Un autre apport essentiel de cette proposition de loi tient à l'élargissement, au-delà de la fonction publique, de la composition du nouveau conseil des prélèvements obligatoires. La nomination de huit personnalités qualifiées choisies en raison de leur expérience professionnelle et de huit fonctionnaires, universitaires et magistrats va dans le sens du pluralisme et de la démocratisation de l'expertise que j'ai appelés de mes voeux.

En mai 2001, j'avais présenté un rapport sur l'information économique et sociale aux Etats-Unis, dans lequel se trouvait décrit l'impressionnant potentiel d'appréciation des politiques publiques développées autour des universités et des think tanks.

D'autres pays, en particulier le Canada, ont connu des développements intéressants de ce point de vue.

Nous n'en sommes pas encore là en France, ce que nous ne devons d'ailleurs pas nécessairement regretter.

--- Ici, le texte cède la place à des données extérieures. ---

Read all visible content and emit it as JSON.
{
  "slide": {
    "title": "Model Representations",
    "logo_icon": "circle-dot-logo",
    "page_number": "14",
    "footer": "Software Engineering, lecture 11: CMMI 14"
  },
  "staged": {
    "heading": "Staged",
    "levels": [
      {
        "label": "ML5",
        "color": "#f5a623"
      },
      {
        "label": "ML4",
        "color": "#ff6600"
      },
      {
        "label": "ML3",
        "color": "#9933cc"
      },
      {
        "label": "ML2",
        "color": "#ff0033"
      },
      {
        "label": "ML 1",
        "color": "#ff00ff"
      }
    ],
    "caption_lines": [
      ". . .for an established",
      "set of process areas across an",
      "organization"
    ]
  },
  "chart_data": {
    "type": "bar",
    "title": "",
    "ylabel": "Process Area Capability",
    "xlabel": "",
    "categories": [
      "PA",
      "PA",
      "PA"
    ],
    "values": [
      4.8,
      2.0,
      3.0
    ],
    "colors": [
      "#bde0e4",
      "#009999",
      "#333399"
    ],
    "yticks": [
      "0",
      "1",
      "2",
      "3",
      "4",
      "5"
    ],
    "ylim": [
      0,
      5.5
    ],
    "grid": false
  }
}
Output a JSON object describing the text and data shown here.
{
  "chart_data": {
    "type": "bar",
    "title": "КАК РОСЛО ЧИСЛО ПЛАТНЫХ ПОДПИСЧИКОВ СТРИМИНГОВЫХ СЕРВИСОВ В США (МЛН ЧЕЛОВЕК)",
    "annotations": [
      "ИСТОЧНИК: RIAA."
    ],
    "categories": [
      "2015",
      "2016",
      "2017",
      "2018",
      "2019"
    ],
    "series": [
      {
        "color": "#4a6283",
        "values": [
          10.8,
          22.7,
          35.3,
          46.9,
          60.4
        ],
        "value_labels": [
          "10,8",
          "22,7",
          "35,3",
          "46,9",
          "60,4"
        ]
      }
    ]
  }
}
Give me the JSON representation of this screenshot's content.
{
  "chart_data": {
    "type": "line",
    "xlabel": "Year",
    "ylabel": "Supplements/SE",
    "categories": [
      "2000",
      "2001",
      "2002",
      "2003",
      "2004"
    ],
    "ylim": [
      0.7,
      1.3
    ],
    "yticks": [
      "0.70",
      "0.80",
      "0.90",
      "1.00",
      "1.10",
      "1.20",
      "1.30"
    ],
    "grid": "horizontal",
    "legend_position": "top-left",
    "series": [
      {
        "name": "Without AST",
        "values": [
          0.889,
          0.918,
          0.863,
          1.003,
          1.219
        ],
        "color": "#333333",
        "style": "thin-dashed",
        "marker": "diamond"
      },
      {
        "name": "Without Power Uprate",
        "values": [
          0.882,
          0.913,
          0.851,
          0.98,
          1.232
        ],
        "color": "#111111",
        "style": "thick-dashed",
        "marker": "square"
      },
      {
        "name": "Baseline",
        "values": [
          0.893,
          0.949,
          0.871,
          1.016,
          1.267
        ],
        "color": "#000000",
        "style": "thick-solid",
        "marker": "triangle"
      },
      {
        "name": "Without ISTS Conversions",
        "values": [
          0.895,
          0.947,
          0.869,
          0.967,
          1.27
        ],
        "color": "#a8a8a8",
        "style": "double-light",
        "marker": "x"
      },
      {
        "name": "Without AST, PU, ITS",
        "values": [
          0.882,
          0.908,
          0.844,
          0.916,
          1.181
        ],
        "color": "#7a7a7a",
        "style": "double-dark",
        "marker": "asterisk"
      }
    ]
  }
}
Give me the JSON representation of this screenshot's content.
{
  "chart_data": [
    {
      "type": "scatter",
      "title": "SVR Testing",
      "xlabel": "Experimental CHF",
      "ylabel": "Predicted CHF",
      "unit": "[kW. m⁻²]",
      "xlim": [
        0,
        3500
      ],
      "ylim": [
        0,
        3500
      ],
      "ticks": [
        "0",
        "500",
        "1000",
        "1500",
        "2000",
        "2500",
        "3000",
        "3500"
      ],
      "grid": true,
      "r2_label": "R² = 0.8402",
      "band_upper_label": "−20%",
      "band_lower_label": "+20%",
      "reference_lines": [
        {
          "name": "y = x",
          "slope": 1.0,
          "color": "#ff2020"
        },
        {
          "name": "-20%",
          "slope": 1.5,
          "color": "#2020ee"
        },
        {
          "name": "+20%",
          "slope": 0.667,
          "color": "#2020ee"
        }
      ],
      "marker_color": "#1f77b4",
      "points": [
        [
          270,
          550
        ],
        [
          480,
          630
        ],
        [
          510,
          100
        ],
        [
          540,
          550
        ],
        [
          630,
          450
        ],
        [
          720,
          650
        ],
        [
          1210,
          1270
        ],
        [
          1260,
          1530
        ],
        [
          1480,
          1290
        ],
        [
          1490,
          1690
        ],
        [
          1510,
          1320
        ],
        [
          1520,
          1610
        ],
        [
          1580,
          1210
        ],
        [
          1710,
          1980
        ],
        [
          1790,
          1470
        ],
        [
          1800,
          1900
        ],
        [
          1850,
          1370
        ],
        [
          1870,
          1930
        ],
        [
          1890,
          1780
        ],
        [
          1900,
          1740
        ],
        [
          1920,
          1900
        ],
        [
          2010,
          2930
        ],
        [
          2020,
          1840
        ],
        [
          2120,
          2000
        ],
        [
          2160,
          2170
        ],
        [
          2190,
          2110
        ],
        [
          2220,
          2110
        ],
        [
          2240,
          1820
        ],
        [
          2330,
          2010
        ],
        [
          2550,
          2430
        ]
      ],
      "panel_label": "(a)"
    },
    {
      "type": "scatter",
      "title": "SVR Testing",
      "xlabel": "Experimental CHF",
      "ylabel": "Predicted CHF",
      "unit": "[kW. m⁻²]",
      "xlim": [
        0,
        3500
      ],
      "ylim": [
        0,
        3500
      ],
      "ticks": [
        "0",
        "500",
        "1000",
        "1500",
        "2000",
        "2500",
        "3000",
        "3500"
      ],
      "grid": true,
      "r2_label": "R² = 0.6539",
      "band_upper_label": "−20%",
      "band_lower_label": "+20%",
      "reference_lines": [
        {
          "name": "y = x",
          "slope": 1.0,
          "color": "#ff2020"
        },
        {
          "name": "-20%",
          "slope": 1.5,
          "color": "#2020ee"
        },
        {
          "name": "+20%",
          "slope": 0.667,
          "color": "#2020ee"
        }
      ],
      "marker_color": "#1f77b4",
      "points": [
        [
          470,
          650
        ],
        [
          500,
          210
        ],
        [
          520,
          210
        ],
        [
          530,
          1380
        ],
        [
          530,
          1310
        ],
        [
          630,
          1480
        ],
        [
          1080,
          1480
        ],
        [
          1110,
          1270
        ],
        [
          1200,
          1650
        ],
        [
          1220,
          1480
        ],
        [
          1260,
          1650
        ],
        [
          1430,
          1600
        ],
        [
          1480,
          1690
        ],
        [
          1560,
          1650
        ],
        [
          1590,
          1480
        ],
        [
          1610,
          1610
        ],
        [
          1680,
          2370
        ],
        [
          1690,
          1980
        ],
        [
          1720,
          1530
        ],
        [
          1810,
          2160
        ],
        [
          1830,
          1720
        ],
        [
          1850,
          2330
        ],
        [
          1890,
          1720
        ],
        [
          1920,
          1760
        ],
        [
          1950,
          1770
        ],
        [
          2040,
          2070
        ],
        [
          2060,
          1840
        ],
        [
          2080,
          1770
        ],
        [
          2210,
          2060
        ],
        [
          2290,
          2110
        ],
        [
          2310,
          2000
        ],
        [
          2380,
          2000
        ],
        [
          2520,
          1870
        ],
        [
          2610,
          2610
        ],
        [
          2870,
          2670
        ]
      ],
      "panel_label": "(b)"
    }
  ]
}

En effet, les institutions et les pratiques des autres pays, surtout celles qui proviennent des Etats-Unis, ne sont pas toujours transposables telles quelles dans notre pays.

Dans cette proposition de loi, nos collègues Jean Arthuis et Philippe Marini empruntent une autre voie, celle de la diversité des parcours et des points de vue au sein du nouveau conseil des prélèvements obligatoires.

La pluralité des expertises contribuera à améliorer l'information du Parlement sur la globalité des prélèvements obligatoires et lui permettra ainsi de légiférer dans de meilleures conditions.

Le débat y gagnera en transparence et en crédibilité, ce qui bénéficiera aux parlementaires et à l'ensemble de nos concitoyens.

Telles sont les raisons pour lesquelles le groupe de l'UMP votera les conclusions de la commission des finances sur la proposition de loi tendant à créer un conseil des prélèvements obligatoires telles qu'elles résulteront des travaux de notre assemblée.